The idea that individuals are responsible before God for their sins and before the law for their crimes is nearly universal.

But a report released last week that explores the context and causes of child sexual abuse by priests in this country at times seems to downplay personal responsibility and lays the blame on the permissive society of the 1960s and 1970s. That's a shame, and it calls for a firm and quick response from the church itself.

The report, commissioned by the United States Conference of Catholic Bishops, was undercut by one of its main conclusions: namely, that the hippies of the '60s and the libertines of the '70s were in some ways responsible for some priests' reprehensible actions.

Any attempt to deflect responsibility away from those who actually perpetrated the abuse (and those in the church hierarchy who aided and abetted it) is absolutely antithetical to the principle of individual responsibility, enshrined in both American jurisprudence and Christian theology.

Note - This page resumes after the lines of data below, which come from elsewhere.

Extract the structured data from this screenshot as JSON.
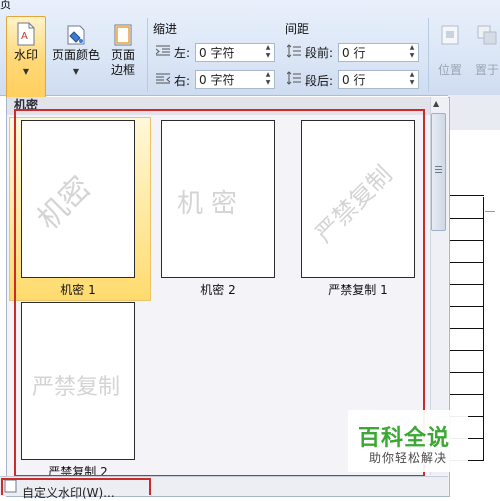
{
  "ribbon": {
    "title_fragment": "页",
    "watermark_button": "水印",
    "page_color_button": "页面颜色",
    "page_border_button": [
      "页面",
      "边框"
    ],
    "indent": {
      "label": "缩进",
      "left_label": "左:",
      "left_value": "0 字符",
      "right_label": "右:",
      "right_value": "0 字符"
    },
    "spacing": {
      "label": "间距",
      "before_label": "段前:",
      "before_value": "0 行",
      "after_label": "段后:",
      "after_value": "0 行"
    },
    "position_button": "位置",
    "wrap_button_fragment": "置于"
  },
  "gallery": {
    "section_header": "机密",
    "items": [
      {
        "caption": "机密 1",
        "watermark": "机密",
        "style": "diagonal",
        "selected": true
      },
      {
        "caption": "机密 2",
        "watermark": "机密",
        "style": "horizontal",
        "selected": false
      },
      {
        "caption": "严禁复制 1",
        "watermark": "严禁复制",
        "style": "diagonal",
        "selected": false
      },
      {
        "caption": "严禁复制 2",
        "watermark": "严禁复制",
        "style": "horizontal",
        "selected": false
      }
    ],
    "custom_item_fragment": "自定义水印(W)..."
  },
  "badge": {
    "title": "百科全说",
    "subtitle": "助你轻松解决"
  },
  "colors": {
    "highlight_red": "#cc2b2b",
    "selected_gold": "#ffd875",
    "badge_green": "#3aa832"
  }
}
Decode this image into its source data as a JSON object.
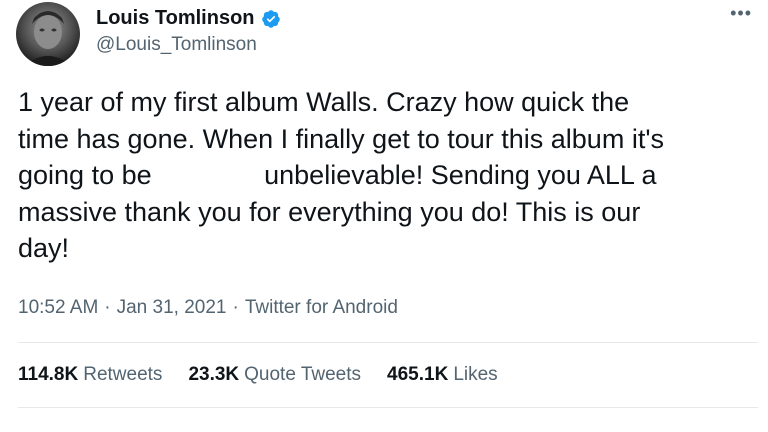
{
  "author": {
    "name": "Louis Tomlinson",
    "handle": "@Louis_Tomlinson",
    "verified_color": "#1d9bf0"
  },
  "tweet": {
    "text": "1 year of my first album Walls. Crazy how quick the\ntime has gone. When I finally get to tour this album it's\ngoing to be               unbelievable! Sending you ALL a\nmassive thank you for everything you do! This is our\nday!",
    "time": "10:52 AM",
    "date": "Jan 31, 2021",
    "source": "Twitter for Android",
    "separator": "·"
  },
  "stats": {
    "retweets_count": "114.8K",
    "retweets_label": "Retweets",
    "quotes_count": "23.3K",
    "quotes_label": "Quote Tweets",
    "likes_count": "465.1K",
    "likes_label": "Likes"
  },
  "icons": {
    "more": "more-horizontal-icon",
    "verified": "verified-badge-icon"
  }
}
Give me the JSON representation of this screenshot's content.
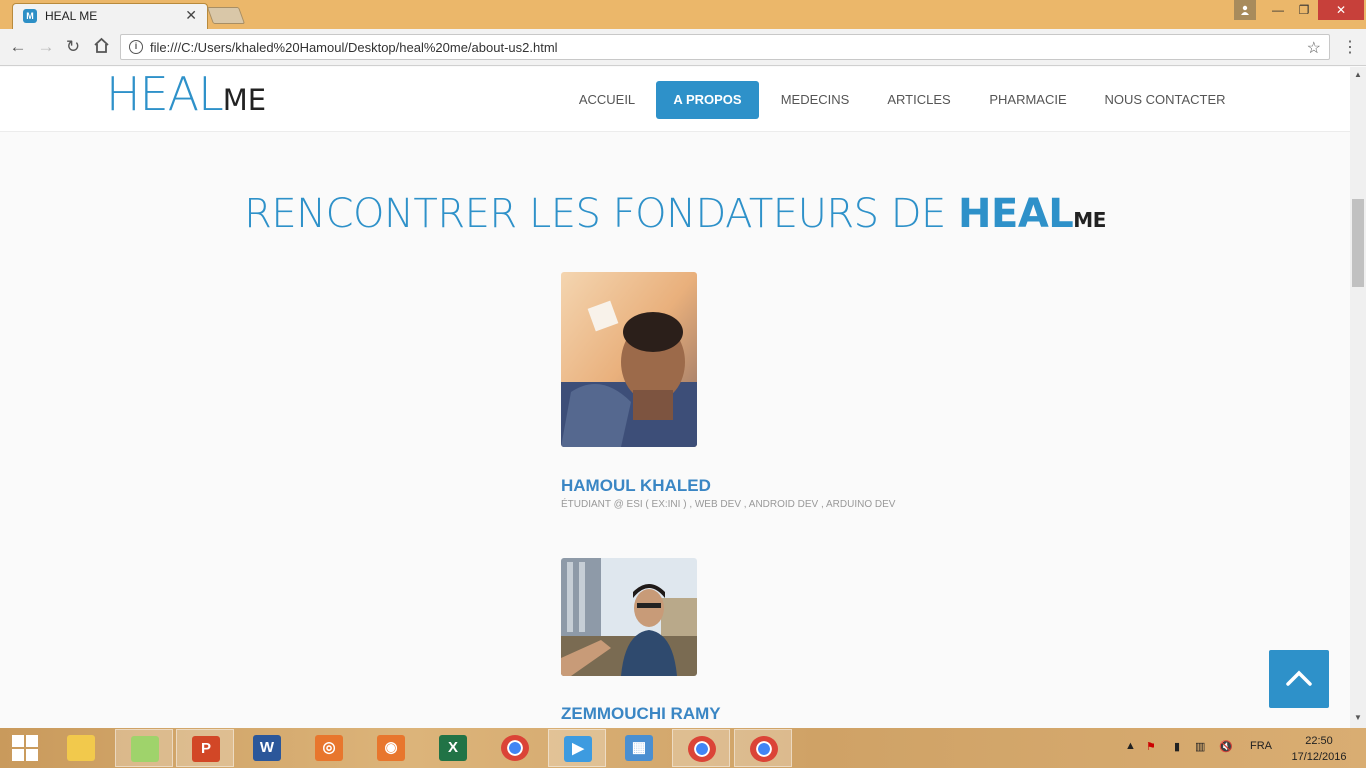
{
  "browser": {
    "tab_title": "HEAL ME",
    "tab_favicon_letter": "M",
    "url": "file:///C:/Users/khaled%20Hamoul/Desktop/heal%20me/about-us2.html"
  },
  "site": {
    "logo_heal": "HEAL",
    "logo_me": "ME",
    "nav": [
      "ACCUEIL",
      "A PROPOS",
      "MEDECINS",
      "ARTICLES",
      "PHARMACIE",
      "NOUS CONTACTER"
    ],
    "active_nav": "A PROPOS",
    "accent_color": "#2e91c9"
  },
  "main": {
    "title_prefix": "RENCONTRER LES FONDATEURS DE ",
    "title_heal": "HEAL",
    "title_me": "ME",
    "members": [
      {
        "name": "HAMOUL KHALED",
        "description": "ÉTUDIANT @ ESI ( EX:INI ) , WEB DEV , ANDROID DEV , ARDUINO DEV"
      },
      {
        "name": "ZEMMOUCHI RAMY",
        "description": ""
      }
    ]
  },
  "taskbar": {
    "apps": [
      "windows-start",
      "file-explorer",
      "notes",
      "powerpoint",
      "word",
      "camera-app",
      "screenshot-app",
      "excel",
      "chrome",
      "media-player",
      "control-panel",
      "chrome",
      "chrome"
    ],
    "tray_lang": "FRA",
    "time": "22:50",
    "date": "17/12/2016"
  }
}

Elsewhere in the report, the authors use the word "vulnerability" in describing priests who committed the crimes.

The use of that word is bitterly ironic as applied to these priests. It was they who found and abused their young, truly vulnerable victims. And priests are called to rise above sin, not descend to its most disturbing fringe.

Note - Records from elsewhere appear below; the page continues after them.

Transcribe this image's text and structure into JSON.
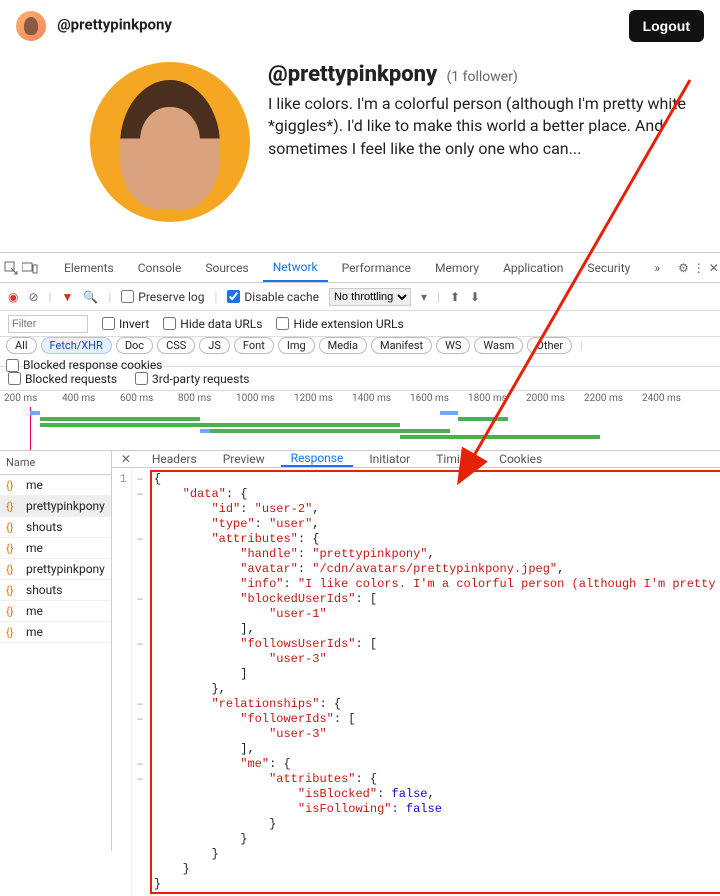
{
  "topbar": {
    "handle": "@prettypinkpony",
    "logout": "Logout"
  },
  "profile": {
    "title": "@prettypinkpony",
    "followers": "(1 follower)",
    "bio": "I like colors. I'm a colorful person (although I'm pretty white *giggles*). I'd like to make this world a better place. And sometimes I feel like the only one who can..."
  },
  "devtools": {
    "tabs": [
      "Elements",
      "Console",
      "Sources",
      "Network",
      "Performance",
      "Memory",
      "Application",
      "Security"
    ],
    "active_tab": "Network",
    "more": "»",
    "toolbar": {
      "filter_placeholder": "Filter",
      "invert": "Invert",
      "hide_data_urls": "Hide data URLs",
      "hide_ext_urls": "Hide extension URLs",
      "preserve_log": "Preserve log",
      "disable_cache": "Disable cache",
      "throttling": "No throttling",
      "blocked_cookies": "Blocked response cookies",
      "blocked_requests": "Blocked requests",
      "third_party": "3rd-party requests"
    },
    "type_filters": [
      "All",
      "Fetch/XHR",
      "Doc",
      "CSS",
      "JS",
      "Font",
      "Img",
      "Media",
      "Manifest",
      "WS",
      "Wasm",
      "Other"
    ],
    "type_selected": "Fetch/XHR",
    "timeline_labels": [
      "200 ms",
      "400 ms",
      "600 ms",
      "800 ms",
      "1000 ms",
      "1200 ms",
      "1400 ms",
      "1600 ms",
      "1800 ms",
      "2000 ms",
      "2200 ms",
      "2400 ms"
    ],
    "req_header": "Name",
    "requests": [
      "me",
      "prettypinkpony",
      "shouts",
      "me",
      "prettypinkpony",
      "shouts",
      "me",
      "me"
    ],
    "selected_request_index": 1,
    "detail_tabs": [
      "Headers",
      "Preview",
      "Response",
      "Initiator",
      "Timing",
      "Cookies"
    ],
    "active_detail_tab": "Response",
    "line_number": "1",
    "json": {
      "data": {
        "id": "user-2",
        "type": "user",
        "attributes": {
          "handle": "prettypinkpony",
          "avatar": "/cdn/avatars/prettypinkpony.jpeg",
          "info": "I like colors. I'm a colorful person (although I'm pretty white ",
          "blockedUserIds": [
            "user-1"
          ],
          "followsUserIds": [
            "user-3"
          ]
        },
        "relationships": {
          "followerIds": [
            "user-3"
          ],
          "me": {
            "attributes": {
              "isBlocked": false,
              "isFollowing": false
            }
          }
        }
      }
    }
  }
}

The report also makes a distinction between those priests who preyed on teenagers and those who abused prepubescent children. While that may matter to the psychiatrists who diagnosed and treated them, it is of no comfort to a 14-year-old abuse victim that his attacker was not, technically, a pedophile, but some other classification of deviant.

In explaining the downward trend of such incidents since the mid-1980s, the report points to the victims' advocates groups calling for justice and tougher responses to abuse by bishops.

But for far too long, Catholic leaders looked the other way. Many people, male and female, gay and straight, came of age in the decades marked by changing mores. However, very few of them ever decided, even at their most promiscuous, to sexually abuse a minor. Too many priests did. And they got away with it for far too long.

The value of this study is in its painstaking and quantitive analysis of the scandal. Unfortunately, some of its conclusions are lacking the rigor of its statistical models.

What is called for now is a response from the Catholic Church that recognizes the role of personal responsibility — for priests and for members of the church hierarchy who allowed these acts to go on for decades.